Djamalidine Atoyiyi

Personal information
- Full name: Djamalidine Atoiyi
- Date of birth: 5 August 1997 (age 29)
- Place of birth: Dzaoudzi, Mayotte, France
- Height: 1.83 m (6 ft 0 in)
- Position: Midfielder

Team information
- Current team: Fola Esch
- Number: 19

Youth career
- 2005–2006: Bouge Kalliste
- 2006–2008: SC Air Bel
- 2008–2012: RC Lons-le-Saunier
- 2012–2016: Troyes

Senior career*
- Years: Team / Apps / (Gls)
- 2015–2019: Troyes B / 62 / (10)
- 2016: Troyes / 1 / (0)
- 2019–2020: Thonon Evian / 0 / (0)
- 2020–2021: Saint-Priest / 8 / (2)
- 2021: Martigues / 3 / (0)
- 2022: Marseille Endoume / 7 / (0)
- 2022–2025: Schifflange 95 / 65 / (5)
- 2026–2026: Fola Esch / 8 / (0)
- 2026–: Schifflange 95 / 0 / (0)

International career^{‡}
- 2017–: Comoros / 3 / (0)

= Djamalidine Atoiyi =

French footballer (born 1997)

Djamalidine Atoyiyi (born 5 August 1997) is professional footballer who plays as a midfielder for Fola Esch.
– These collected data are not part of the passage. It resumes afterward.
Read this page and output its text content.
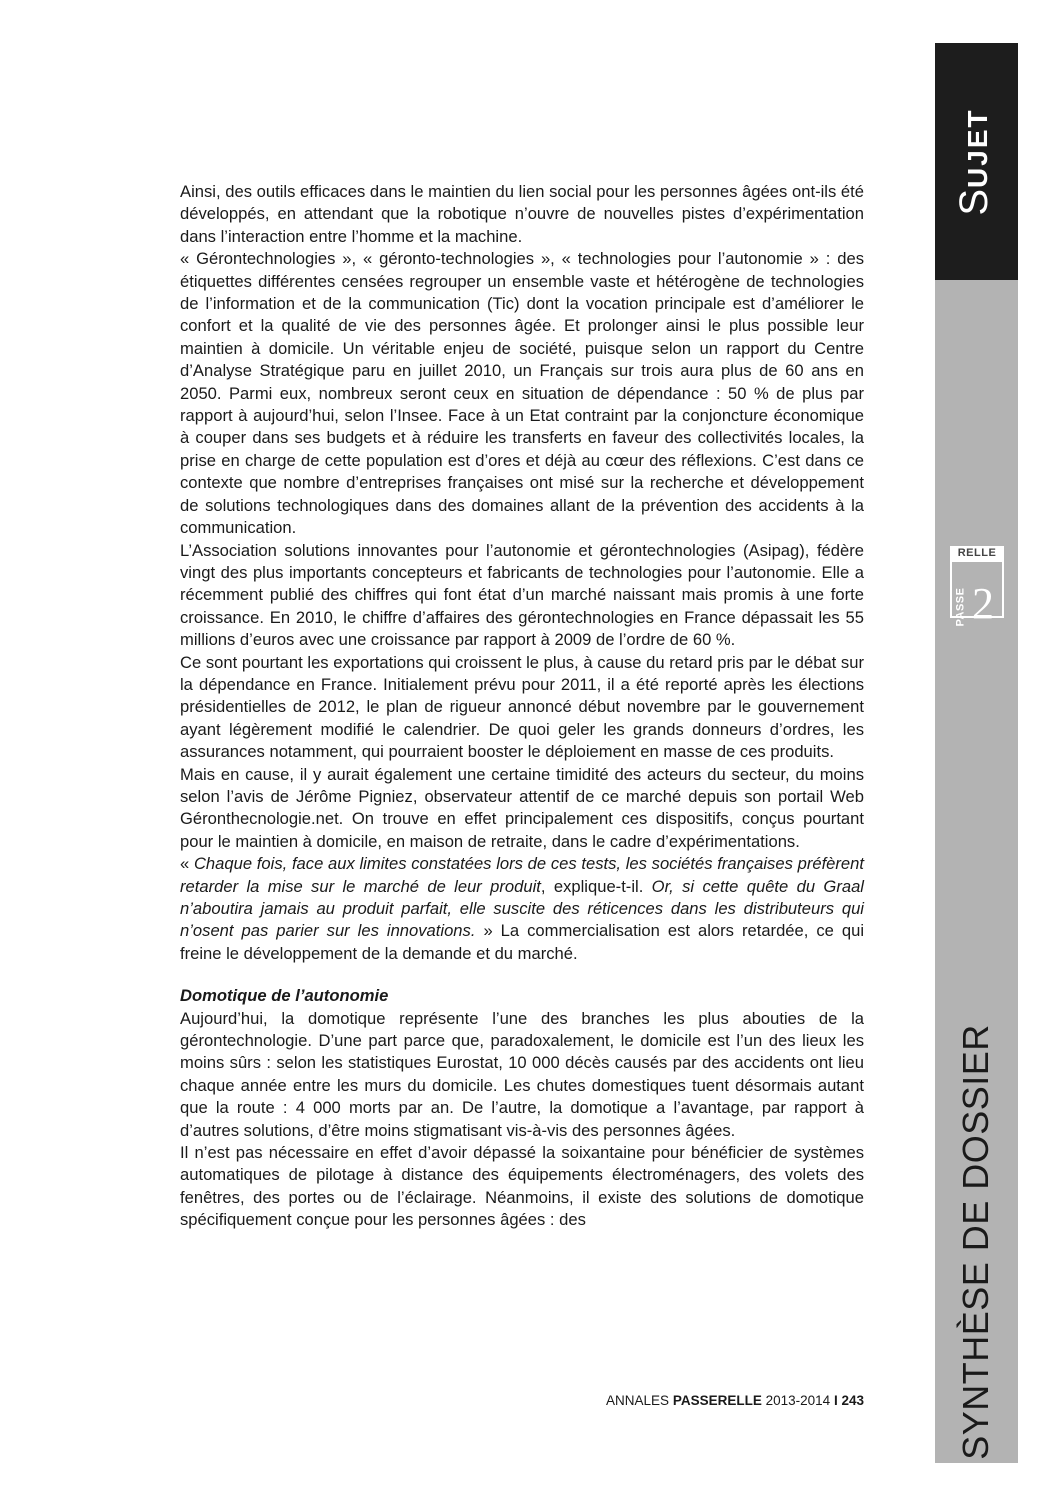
SUJET
RELLE
PASSE 2
SYNTHÈSE DE DOSSIER

Ainsi, des outils efficaces dans le maintien du lien social pour les personnes âgées ont-ils été développés, en attendant que la robotique n’ouvre de nouvelles pistes d’expérimentation dans l’interaction entre l’homme et la machine.

« Gérontechnologies », « géronto-technologies », « technologies pour l’autonomie » : des étiquettes différentes censées regrouper un ensemble vaste et hétérogène de technologies de l’information et de la communication (Tic) dont la vocation principale est d’améliorer le confort et la qualité de vie des personnes âgée. Et prolonger ainsi le plus possible leur maintien à domicile. Un véritable enjeu de société, puisque selon un rapport du Centre d’Analyse Stratégique paru en juillet 2010, un Français sur trois aura plus de 60 ans en 2050. Parmi eux, nombreux seront ceux en situation de dépendance : 50 % de plus par rapport à aujourd’hui, selon l’Insee. Face à un Etat contraint par la conjoncture économique à couper dans ses budgets et à réduire les transferts en faveur des collectivités locales, la prise en charge de cette population est d’ores et déjà au cœur des réflexions. C’est dans ce contexte que nombre d’entreprises françaises ont misé sur la recherche et développement de solutions technologiques dans des domaines allant de la prévention des accidents à la communication.

L’Association solutions innovantes pour l’autonomie et gérontechnologies (Asipag), fédère vingt des plus importants concepteurs et fabricants de technologies pour l’autonomie. Elle a récemment publié des chiffres qui font état d’un marché naissant mais promis à une forte croissance. En 2010, le chiffre d’affaires des gérontechnologies en France dépassait les 55 millions d’euros avec une croissance par rapport à 2009 de l’ordre de 60 %.

Ce sont pourtant les exportations qui croissent le plus, à cause du retard pris par le débat sur la dépendance en France. Initialement prévu pour 2011, il a été reporté après les élections présidentielles de 2012, le plan de rigueur annoncé début novembre par le gouvernement ayant légèrement modifié le calendrier. De quoi geler les grands donneurs d’ordres, les assurances notamment, qui pourraient booster le déploiement en masse de ces produits.

Mais en cause, il y aurait également une certaine timidité des acteurs du secteur, du moins selon l’avis de Jérôme Pigniez, observateur attentif de ce marché depuis son portail Web Géronthecnologie.net. On trouve en effet principalement ces dispositifs, conçus pourtant pour le maintien à domicile, en maison de retraite, dans le cadre d’expérimentations.

« Chaque fois, face aux limites constatées lors de ces tests, les sociétés françaises préfèrent retarder la mise sur le marché de leur produit, explique-t-il. Or, si cette quête du Graal n’aboutira jamais au produit parfait, elle suscite des réticences dans les distributeurs qui n’osent pas parier sur les innovations. » La commercialisation est alors retardée, ce qui freine le développement de la demande et du marché.

Domotique de l’autonomie

Aujourd’hui, la domotique représente l’une des branches les plus abouties de la gérontechnologie. D’une part parce que, paradoxalement, le domicile est l’un des lieux les moins sûrs : selon les statistiques Eurostat, 10 000 décès causés par des accidents ont lieu chaque année entre les murs du domicile. Les chutes domestiques tuent désormais autant que la route : 4 000 morts par an. De l’autre, la domotique a l’avantage, par rapport à d’autres solutions, d’être moins stigmatisant vis-à-vis des personnes âgées.

Il n’est pas nécessaire en effet d’avoir dépassé la soixantaine pour bénéficier de systèmes automatiques de pilotage à distance des équipements électroménagers, des volets des fenêtres, des portes ou de l’éclairage. Néanmoins, il existe des solutions de domotique spécifiquement conçue pour les personnes âgées : des

ANNALES PASSERELLE 2013-2014 I 243
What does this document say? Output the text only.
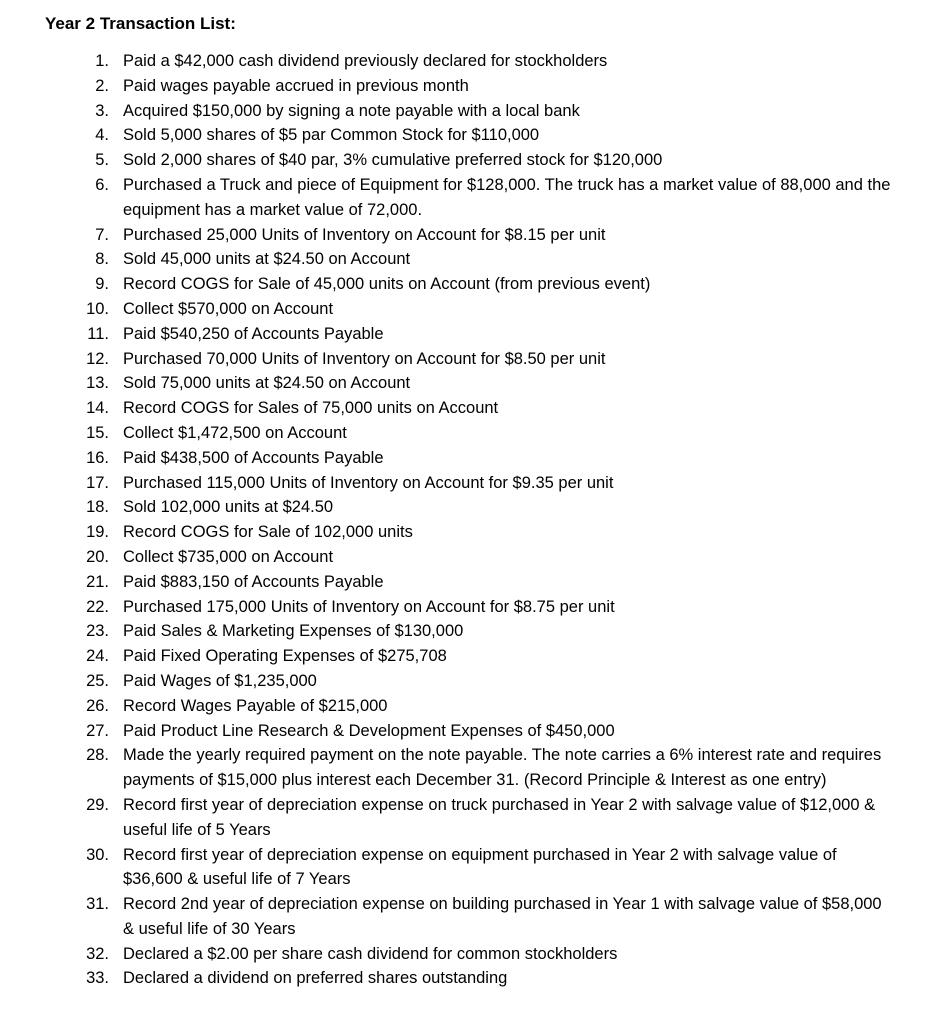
Year 2 Transaction List:
1. Paid a $42,000 cash dividend previously declared for stockholders
2. Paid wages payable accrued in previous month
3. Acquired $150,000 by signing a note payable with a local bank
4. Sold 5,000 shares of $5 par Common Stock for $110,000
5. Sold 2,000 shares of $40 par, 3% cumulative preferred stock for $120,000
6. Purchased a Truck and piece of Equipment for $128,000. The truck has a market value of 88,000 and the equipment has a market value of 72,000.
7. Purchased 25,000 Units of Inventory on Account for $8.15 per unit
8. Sold 45,000 units at $24.50 on Account
9. Record COGS for Sale of 45,000 units on Account (from previous event)
10. Collect $570,000 on Account
11. Paid $540,250 of Accounts Payable
12. Purchased 70,000 Units of Inventory on Account for $8.50 per unit
13. Sold 75,000 units at $24.50 on Account
14. Record COGS for Sales of 75,000 units on Account
15. Collect $1,472,500 on Account
16. Paid $438,500 of Accounts Payable
17. Purchased 115,000 Units of Inventory on Account for $9.35 per unit
18. Sold 102,000 units at $24.50
19. Record COGS for Sale of 102,000 units
20. Collect $735,000 on Account
21. Paid $883,150 of Accounts Payable
22. Purchased 175,000 Units of Inventory on Account for $8.75 per unit
23. Paid Sales & Marketing Expenses of $130,000
24. Paid Fixed Operating Expenses of $275,708
25. Paid Wages of $1,235,000
26. Record Wages Payable of $215,000
27. Paid Product Line Research & Development Expenses of $450,000
28. Made the yearly required payment on the note payable. The note carries a 6% interest rate and requires payments of $15,000 plus interest each December 31. (Record Principle & Interest as one entry)
29. Record first year of depreciation expense on truck purchased in Year 2 with salvage value of $12,000 & useful life of 5 Years
30. Record first year of depreciation expense on equipment purchased in Year 2 with salvage value of $36,600 & useful life of 7 Years
31. Record 2nd year of depreciation expense on building purchased in Year 1 with salvage value of $58,000 & useful life of 30 Years
32. Declared a $2.00 per share cash dividend for common stockholders
33. Declared a dividend on preferred shares outstanding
Born in Mayotte, France, he plays for the Comoros national team.

==Club career==
Atoiyi made his professional debut with Troyes in a 1–1 Ligue 2 tie with Auxerre on 9 December 2016.

==International career==
Atoiyi made his debut with the Comoros national team in a 0–0 friendly tie with Mauritania on 6 October 2017.